Category Archives: Chappelle’s Show

Meta-Racist Airplane Jokes: The Foolish Audience and Didactic Humor

 Airplane-Movie-Poster

What do you call a black man flying an airplane? A pilot, you racist.

It is not complicated, but this meta-joke activates a complex meaning-making process. The setup connotes a genre of racist jokes, inviting the listener to imagine what possible stereotype about black men will fulfill the question in an unexpected way. The answer of “a pilot” is surprising precisely because it is unsurprising. If orthodox racist jokes tend to fulfill psychoanalytic models in their ability to express otherwise forbidden acts of expression, this joke plays more on the surprise theory by inverting dramatic irony to pleasurably expose the listener’s own prejudices and ideally creating some positive self-awareness in the process.

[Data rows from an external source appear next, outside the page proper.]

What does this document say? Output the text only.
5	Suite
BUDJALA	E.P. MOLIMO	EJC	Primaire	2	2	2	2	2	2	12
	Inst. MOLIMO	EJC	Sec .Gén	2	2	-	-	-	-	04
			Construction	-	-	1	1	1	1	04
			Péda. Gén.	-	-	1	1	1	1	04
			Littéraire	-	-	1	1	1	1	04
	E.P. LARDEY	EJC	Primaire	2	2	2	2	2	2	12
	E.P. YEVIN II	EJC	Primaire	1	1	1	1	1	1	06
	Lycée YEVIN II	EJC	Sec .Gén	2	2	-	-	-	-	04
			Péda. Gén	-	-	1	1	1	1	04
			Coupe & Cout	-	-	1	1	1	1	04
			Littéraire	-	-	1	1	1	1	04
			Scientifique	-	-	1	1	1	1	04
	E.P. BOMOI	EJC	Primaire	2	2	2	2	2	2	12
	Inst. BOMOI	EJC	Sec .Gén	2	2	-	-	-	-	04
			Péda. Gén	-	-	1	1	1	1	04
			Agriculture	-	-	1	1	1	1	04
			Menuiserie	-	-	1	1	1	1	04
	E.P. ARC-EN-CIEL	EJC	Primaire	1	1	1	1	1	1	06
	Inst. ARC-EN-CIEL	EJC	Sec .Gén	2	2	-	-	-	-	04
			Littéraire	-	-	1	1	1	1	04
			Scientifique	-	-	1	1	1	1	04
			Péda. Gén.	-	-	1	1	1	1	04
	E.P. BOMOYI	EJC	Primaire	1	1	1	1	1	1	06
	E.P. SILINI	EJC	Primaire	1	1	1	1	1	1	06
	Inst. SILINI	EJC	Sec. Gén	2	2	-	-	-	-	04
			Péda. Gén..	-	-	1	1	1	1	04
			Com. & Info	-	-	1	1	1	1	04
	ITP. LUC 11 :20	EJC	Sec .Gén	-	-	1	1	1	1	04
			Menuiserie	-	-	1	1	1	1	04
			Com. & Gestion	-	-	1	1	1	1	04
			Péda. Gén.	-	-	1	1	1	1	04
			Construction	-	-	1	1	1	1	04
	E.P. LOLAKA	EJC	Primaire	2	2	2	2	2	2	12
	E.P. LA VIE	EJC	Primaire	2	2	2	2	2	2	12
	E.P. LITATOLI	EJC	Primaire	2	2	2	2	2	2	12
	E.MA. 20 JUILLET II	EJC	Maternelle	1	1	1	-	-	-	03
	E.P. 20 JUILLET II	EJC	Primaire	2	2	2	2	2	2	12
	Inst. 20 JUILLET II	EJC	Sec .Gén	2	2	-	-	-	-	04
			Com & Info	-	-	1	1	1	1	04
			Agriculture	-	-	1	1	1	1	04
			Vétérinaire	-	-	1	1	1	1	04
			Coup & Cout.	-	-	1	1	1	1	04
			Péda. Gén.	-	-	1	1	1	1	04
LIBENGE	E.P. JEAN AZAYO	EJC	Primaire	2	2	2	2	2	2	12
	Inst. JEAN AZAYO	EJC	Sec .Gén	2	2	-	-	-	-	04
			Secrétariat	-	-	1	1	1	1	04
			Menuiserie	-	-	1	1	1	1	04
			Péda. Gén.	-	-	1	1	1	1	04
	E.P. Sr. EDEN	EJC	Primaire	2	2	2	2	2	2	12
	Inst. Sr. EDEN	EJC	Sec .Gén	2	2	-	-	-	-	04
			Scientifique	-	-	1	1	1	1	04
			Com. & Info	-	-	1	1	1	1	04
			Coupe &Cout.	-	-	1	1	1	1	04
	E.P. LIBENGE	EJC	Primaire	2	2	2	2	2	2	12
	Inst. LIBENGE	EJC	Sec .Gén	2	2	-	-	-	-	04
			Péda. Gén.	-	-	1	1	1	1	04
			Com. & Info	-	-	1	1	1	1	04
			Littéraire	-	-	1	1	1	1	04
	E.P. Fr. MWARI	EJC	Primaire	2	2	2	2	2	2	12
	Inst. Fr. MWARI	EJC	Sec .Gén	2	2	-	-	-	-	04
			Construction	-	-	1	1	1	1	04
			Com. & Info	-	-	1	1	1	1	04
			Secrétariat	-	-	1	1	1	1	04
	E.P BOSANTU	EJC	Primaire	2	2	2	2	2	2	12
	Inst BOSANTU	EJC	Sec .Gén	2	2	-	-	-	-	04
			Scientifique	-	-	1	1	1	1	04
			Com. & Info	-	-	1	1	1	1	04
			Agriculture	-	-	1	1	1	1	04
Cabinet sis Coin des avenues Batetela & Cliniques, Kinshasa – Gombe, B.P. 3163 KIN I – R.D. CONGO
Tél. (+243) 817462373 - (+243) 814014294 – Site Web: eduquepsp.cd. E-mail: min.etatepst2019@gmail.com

Dramatic irony occurs when the audience knows something a fictional character does not. I read the above joke as an inversion of that particular form because the “audience” for this joke is the one kept in ignorance until the moment of the punchline. Though not necessarily given to social justice for every listener, this joke is ideally didactic in that it makes a pleasurable game of exposing the listener’s prejudices. Neither this form of humor nor its seeming aspirations to a small lesson in social justice are limited to verbal jokes though. To illustrate these points, I turn to an example that uses visual and verbal language to similar ends with relevant contemporary implications.

In 2003, Chappelle’s Show aired a sketch titled “Diversity in First Class.” Although given to left-leaning rhetoric, Chappelle’s Show was not above admissions of prejudice in certain situations. Taking place on a commercial airplane, the camera pans past a pair of men coded as Middle Easterners by their clothing and language. Engaged in a heated discussion, their performance displays aggression in both speech and hand motions. Clearly meant to invoke the image of Islamic terrorists, its original airdate less than 18 months after 9/11 framed its reading in terms of that national trauma. Subtitles further encourage reading the pair as a threat, adding verbal cues to the visual language connoting terrorism. But as the men continue, the subtitles reveal the true nature of their conversation.


Arabs in First ClassArabs in First Class 2

By leading his expectations in one direction before dashing them, this contradiction between image and reality makes the viewer foolish. Not only that, but these Others discuss a well-known bit of Western pop culture, making their conversation familiar and laughably non-threatening.